L’Islande nous fournit encore des exemples de glaciers à-peu-près semblables à ceux qui viennent d’être décrits. Les habitans du pays nomment les montagnes de glace joeklar : il n’est pas surprenant que la nature présente ce phénomene dans un pays aussi septentrional. M. Théodore Thorkelson Widalius a donné une relation de ces montagnes & glaciers d’Islande, qu’il a eu occasion de voir par lui-même ; elle est insérée dans le tome XIII. du magasin d’Hambourg : on en trouve aussi un détail circonstancié dans une dissertation de M. Egerhard Olavius, imprimée à Copenhague, sous le titre de enarrationes historicæ de naturâ & constitutione Islandiæ formatæ & transformatæ per eruptiones ignis, &c. Les phénomenes qu’on remarque dans ces glaciers d’Islande sont assez conformes à ceux que nous avons décrits en parlant de ceux de la Suisse ; ils sont sujets comme eux à s’avancer dans la plaine & à s’en retirer dans de certains tems ; ils se trouvent dans la partie orientale de l’île dans un district appellé Skaptafelssysla. Ils occupent un espace d’environ dix lieues de longueur ; quant à la largeur, on n’a point encore pû la déterminer par les obstacles que présentent aux voyageurs les fentes qui sont à la surface de ces glaciers ; la glace qui le compose est dure, compacte & bleuâtre : on en voit sortir des pointes de rochers qui paroissent y avoir été jettés par des volcans. On trouve dans toute la campagne des environs des marques indubitables d’éruption : en effet, on y rencontre des roches d’une grandeur énorme qui semblent avoir éprouvé l’action du feu, & en avoir été noircies. D’ailleurs on voit par-tout de la pierre-ponce, des pierres vitrifiées, d’autres pierres qui sont de-

venues assez friables pour être écrasées entre les

doigts, des cendres, en un mot tout ce qui caractérise un pays fouillé par les volcans. Cela n’est pas surprenant, d’autant plus que M. Olavius remarque que les montagnes couvertes de neige & de glace qui sont dans le voisinage des glaciers d’Islande, ont été autrefois de vrais volcans : le mont Hecla lui-même, si fameux par ses éruptions fréquentes, est une montagne dont le sommet est couvert de neige & de glaces. (—)

GLACIS, s. m. en Architecture, c’est une pente peu sensible sur la cimaise d’une corniche, pour faciliter l’écoulement des eaux de pluie.

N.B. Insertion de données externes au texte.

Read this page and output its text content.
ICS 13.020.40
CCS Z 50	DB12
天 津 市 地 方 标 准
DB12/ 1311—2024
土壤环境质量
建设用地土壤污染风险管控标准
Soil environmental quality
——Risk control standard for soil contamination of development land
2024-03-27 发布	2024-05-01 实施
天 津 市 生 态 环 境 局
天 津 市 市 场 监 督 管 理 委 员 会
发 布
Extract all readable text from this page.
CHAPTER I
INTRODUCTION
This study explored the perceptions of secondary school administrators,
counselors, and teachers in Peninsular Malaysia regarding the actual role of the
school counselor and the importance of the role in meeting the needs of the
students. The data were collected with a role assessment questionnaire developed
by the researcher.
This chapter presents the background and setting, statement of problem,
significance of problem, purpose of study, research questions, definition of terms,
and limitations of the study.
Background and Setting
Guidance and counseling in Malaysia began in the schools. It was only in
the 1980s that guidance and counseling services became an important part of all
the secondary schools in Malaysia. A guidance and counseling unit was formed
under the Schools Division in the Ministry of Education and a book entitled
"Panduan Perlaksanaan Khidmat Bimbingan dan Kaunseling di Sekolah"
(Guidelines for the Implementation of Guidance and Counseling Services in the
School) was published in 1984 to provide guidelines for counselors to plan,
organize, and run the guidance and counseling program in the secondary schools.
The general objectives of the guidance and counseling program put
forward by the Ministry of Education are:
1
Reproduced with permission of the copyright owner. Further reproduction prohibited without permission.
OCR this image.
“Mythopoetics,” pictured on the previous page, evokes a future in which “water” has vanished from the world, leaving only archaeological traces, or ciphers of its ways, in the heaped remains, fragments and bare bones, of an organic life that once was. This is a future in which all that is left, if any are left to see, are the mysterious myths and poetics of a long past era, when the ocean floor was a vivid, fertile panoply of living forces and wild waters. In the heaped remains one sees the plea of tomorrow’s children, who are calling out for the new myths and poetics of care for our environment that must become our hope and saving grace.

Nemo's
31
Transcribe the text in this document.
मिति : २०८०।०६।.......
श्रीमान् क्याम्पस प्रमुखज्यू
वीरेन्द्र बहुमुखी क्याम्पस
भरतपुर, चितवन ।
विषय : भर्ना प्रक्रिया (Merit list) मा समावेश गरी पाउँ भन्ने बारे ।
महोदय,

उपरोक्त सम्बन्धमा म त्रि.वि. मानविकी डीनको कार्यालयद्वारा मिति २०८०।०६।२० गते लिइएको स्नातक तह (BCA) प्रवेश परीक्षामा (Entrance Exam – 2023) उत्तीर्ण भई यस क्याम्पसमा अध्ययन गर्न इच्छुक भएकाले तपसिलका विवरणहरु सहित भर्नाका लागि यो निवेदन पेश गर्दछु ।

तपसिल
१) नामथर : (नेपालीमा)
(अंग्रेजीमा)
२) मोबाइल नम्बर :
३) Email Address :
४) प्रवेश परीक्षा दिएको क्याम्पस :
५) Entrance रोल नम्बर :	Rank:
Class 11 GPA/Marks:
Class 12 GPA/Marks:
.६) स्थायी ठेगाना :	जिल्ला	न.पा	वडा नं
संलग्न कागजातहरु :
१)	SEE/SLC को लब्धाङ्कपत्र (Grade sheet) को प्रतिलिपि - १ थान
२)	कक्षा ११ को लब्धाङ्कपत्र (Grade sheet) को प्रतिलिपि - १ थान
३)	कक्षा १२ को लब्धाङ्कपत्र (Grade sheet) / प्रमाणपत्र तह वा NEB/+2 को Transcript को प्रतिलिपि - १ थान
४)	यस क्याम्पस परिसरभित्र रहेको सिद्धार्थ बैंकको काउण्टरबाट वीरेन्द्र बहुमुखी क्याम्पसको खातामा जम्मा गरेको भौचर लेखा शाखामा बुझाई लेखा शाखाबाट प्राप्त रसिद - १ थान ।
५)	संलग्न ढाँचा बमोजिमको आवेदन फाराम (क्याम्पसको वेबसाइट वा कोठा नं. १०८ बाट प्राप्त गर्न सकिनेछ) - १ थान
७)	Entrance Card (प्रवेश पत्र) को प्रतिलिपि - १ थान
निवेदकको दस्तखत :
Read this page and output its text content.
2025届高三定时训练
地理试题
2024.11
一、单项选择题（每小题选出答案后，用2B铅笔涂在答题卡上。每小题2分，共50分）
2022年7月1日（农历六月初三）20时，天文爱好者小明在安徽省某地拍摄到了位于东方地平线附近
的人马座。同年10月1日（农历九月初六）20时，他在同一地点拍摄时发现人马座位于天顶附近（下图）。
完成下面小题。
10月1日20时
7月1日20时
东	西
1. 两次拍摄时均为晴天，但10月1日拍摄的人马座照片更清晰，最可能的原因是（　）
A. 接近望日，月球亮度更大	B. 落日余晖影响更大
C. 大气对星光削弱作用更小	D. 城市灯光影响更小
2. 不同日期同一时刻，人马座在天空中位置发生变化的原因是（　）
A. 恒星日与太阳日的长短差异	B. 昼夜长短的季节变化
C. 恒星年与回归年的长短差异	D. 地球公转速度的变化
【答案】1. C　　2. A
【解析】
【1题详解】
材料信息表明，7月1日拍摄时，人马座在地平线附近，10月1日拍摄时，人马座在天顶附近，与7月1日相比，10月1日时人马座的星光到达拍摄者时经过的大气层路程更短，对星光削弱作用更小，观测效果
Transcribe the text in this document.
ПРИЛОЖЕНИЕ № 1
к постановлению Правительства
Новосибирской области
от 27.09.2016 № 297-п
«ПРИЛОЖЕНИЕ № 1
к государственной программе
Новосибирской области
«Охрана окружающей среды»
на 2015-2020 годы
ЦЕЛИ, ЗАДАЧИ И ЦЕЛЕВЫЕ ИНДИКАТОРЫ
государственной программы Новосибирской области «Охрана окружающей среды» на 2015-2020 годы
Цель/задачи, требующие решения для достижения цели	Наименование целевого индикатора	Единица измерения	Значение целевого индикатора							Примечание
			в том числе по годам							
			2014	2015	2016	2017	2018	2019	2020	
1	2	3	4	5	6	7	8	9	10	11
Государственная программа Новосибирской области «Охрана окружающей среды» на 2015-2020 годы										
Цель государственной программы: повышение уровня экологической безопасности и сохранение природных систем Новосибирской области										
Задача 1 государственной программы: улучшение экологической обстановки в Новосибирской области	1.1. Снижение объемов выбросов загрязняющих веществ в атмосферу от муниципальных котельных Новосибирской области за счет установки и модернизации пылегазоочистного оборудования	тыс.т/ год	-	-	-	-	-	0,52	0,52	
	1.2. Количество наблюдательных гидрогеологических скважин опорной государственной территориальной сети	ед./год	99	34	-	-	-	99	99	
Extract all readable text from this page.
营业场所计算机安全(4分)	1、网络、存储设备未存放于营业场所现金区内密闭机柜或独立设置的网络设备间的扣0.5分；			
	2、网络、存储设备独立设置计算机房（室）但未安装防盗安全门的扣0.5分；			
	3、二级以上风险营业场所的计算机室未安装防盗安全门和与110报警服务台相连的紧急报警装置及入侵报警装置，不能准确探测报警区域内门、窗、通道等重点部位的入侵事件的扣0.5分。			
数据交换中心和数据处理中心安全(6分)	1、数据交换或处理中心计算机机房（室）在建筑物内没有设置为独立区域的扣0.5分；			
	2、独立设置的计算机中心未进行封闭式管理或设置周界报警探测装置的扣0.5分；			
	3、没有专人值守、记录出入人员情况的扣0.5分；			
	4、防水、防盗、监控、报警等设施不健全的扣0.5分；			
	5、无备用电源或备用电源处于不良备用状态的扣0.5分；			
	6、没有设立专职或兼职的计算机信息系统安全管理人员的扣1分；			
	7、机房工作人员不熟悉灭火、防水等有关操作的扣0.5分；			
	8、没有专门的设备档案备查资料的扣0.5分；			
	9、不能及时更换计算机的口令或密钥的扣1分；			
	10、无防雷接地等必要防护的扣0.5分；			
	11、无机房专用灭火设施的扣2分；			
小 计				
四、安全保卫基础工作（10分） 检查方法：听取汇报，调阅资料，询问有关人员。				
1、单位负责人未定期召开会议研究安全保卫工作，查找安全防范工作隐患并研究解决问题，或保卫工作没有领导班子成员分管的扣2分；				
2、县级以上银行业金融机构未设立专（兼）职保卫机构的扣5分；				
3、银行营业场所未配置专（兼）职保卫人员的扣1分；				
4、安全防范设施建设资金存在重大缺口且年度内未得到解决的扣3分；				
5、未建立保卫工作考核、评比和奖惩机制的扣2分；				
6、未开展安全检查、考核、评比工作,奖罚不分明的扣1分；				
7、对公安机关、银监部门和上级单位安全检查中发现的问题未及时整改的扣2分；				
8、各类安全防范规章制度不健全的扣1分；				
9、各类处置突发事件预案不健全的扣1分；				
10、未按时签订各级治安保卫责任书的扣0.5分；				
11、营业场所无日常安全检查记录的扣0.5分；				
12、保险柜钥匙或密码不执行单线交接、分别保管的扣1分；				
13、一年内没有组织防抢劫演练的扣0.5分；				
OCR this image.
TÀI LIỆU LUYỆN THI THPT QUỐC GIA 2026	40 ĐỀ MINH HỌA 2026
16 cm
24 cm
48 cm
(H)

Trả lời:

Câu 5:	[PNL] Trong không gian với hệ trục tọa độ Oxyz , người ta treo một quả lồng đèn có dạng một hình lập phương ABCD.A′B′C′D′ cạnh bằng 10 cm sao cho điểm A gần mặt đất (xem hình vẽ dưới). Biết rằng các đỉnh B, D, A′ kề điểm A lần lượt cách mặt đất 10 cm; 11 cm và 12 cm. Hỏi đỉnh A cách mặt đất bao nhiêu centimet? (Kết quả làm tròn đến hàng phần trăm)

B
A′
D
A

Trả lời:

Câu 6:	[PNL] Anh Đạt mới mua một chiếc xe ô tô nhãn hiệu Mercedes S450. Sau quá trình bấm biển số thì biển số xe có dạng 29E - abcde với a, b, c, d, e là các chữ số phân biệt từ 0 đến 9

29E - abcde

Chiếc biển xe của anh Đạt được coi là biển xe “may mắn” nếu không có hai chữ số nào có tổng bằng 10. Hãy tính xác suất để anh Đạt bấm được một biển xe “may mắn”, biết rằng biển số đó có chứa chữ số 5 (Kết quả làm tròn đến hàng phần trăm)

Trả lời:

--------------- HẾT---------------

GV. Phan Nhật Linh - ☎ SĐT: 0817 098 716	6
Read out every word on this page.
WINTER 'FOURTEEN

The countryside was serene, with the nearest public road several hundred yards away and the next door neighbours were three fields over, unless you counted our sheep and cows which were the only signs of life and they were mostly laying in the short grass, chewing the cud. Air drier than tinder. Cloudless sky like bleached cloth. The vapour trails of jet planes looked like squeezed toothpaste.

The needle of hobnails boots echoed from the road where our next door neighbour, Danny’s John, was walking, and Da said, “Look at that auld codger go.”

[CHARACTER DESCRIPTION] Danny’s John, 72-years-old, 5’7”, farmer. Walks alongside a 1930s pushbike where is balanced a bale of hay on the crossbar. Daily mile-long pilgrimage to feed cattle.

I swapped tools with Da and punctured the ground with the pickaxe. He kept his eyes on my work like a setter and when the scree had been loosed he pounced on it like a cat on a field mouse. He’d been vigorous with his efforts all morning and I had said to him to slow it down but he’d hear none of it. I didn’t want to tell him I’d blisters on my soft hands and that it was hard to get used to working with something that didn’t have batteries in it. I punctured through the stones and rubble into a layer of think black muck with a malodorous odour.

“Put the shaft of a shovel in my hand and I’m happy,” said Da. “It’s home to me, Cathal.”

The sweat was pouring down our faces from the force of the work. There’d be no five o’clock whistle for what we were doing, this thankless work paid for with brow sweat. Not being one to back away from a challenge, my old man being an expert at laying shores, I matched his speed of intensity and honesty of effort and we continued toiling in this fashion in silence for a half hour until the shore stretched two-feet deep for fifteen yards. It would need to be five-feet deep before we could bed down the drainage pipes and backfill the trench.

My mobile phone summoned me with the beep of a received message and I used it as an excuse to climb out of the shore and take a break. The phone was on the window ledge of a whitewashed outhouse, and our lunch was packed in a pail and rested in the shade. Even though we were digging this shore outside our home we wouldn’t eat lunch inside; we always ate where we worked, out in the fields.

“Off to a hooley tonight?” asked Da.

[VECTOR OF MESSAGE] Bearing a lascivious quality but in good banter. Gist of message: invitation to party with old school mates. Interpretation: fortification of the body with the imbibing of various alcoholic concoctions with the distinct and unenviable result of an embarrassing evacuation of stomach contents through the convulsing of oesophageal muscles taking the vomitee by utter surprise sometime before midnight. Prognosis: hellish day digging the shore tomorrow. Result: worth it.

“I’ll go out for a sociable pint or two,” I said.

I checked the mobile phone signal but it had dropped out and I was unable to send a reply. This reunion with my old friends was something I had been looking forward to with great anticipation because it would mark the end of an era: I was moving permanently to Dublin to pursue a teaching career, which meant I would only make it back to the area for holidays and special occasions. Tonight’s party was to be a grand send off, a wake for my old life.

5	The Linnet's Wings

C’est encore une pente de terre ordinairement revêtue de gason, & beaucoup plus douce que le talud ; sa proportion étant au-dessous de la diagonale du quarré. Il y a des glacis dégauchis, qui sont talud dans leur commencement & glacis assez bas en leur extrémité, pour raccorder les différens niveaux de pente de deux allées paralleles. Il se voit de ces taluds & glacis pratiqués avec beaucoup d’art dans le jardin du château de Marly ; ce qu’on appelle comme revers d’eau, talud, &c. Voyez l’article suivant. (P)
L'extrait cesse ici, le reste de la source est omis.